The colder temperatures outside make you crave for hearty, warm food that comforts the soul and the body. It could sometimes be answered by a hearty bowl of soup, or a piled up sandwich. But sometimes you just want to feel the warm grains of rice against your fingers and gobble it up with a side dish of your choice. Nothing can match the satisfaction of eating rice for me, I almost always tend to over eat when its around. And when its paired with greens, you can even convince yourself that its good for you :)
Most greens taste wonderful simply sautéed in your oil of choice, a little garlic and crushed chilli flakes. Spinach, swiss chard, collard greens all do great cooked this way. But last Tuesday at the farmer's market I noticed that huge piles of greens were being lapped up by the bag loads. I couldn't identify them immediately. Curious to see what they were I went to get a closer look and noticed tiny bell peppers growing on a few, while some others had squash flowers and others had little string beans growing on them. I have never seen these being used in cooking before and asked one of the ladies picking up yet another bag of them. And there it was again, sauté in oil with garlic! On my next visit I'm going to be grabbing some of those greens too, and yes, will report back to you :) I suddenly feel like I have many more options for my greens and not just spinach.
Saag (Swiss Chard) Paneer
- 1 bunch - Swiss chard, washed
- 1/2 slab - Paneer, thawed if using frozen (~15 cubes)
- 1/4 cup - Onion, sliced
- 1/4 cup - Tomato, cubed (substitute with 1Tbsp tomato puree)

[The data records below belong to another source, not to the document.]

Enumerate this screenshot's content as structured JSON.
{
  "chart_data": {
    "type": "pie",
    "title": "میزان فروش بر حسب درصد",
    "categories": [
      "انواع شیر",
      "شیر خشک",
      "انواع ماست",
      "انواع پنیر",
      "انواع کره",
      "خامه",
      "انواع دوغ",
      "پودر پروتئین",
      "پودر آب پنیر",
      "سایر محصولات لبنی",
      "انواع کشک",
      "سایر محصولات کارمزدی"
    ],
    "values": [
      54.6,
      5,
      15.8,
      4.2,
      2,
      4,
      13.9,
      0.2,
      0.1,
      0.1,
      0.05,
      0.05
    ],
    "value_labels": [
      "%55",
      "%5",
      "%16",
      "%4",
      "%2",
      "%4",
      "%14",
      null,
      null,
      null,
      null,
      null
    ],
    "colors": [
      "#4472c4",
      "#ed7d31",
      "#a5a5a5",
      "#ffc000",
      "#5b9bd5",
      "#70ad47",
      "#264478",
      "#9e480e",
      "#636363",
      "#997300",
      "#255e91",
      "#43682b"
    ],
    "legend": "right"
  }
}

- 1/2 tsp each of Ginger & Garlic, minced
- 2 nos - Green chillies, slit lengthwise
- 1/2 tsp - Cumin powder
- 1/2 tsp - Coriander powder
- 1 Tbsp - Oil/Ghee
- pinch of turmeric
- 1/2 tsp - Garam masala
- Salt to taste
- 1 Tbsp - Yogurt/Heavy creamMethod:
- Rinse the swiss chard, discard the tough lower stems and roughly chop the rest.
- Heat oil in a saucepan, once its ready add the sliced onions, ginger & garlic. Sprinkle a pinch of salt over them and let the onions soften a bit.
- Add the chopped tomatoes, chillies, turmeric, cumin and coriander powders next and cook until the tomatoes turn into a mush, about 3-4 mins.
- Now add the chopped greens (in batches if needed) and stir. It might seem like a lot of greens but they wilt into nothingness very quickly. Sprinkle a little more salt and continue to cook for a few minutes until the greens become tender.
- Meanwhile, heat a little oil in a shallow pan and cut the paneer into 1/2" thick slices. Place the slices on the pan and brown on both sides. Be cautious while doing so as the moisture in the paneer will cause the oil to splutter. Remove and cut into 1/2" cubes.
- The greens will release some water when cooking, if not add a about 1/4 cup water and blend using a hand blender. If using a regular blender allow the contents to cool for a bit. Blend to the desired consistency, I prefer to leave it a little coarse or it'll soon resemble swiss chard juice. Not good.
- Continue to cook the saag on a low heat. Whip some yogurt and add to the mixture along with the paneer cubes. Taste and check for seasonings, sprinkle your favorite garam masala and simmer for 5-10 more minutes on a very low heat.
- Garnish with some chopped cilantro and serve along with mildly spiced rice or pulka's.
I served this with a simplified jeera rice - cooked the rice separately and then tossed in jeera roasted in some ghee on top. The swiss chard cooked this way is an excellent way to showcase its mild flavor. Greens cooked with dal is very common, but when it comes to swiss chard, that method completely overpowers its delicate flavor. In this dish though you can really enjoy it and you'll even feel like you've pampered yourself :) If you've never cooked with or tasted swiss chard before, this is a great starting point.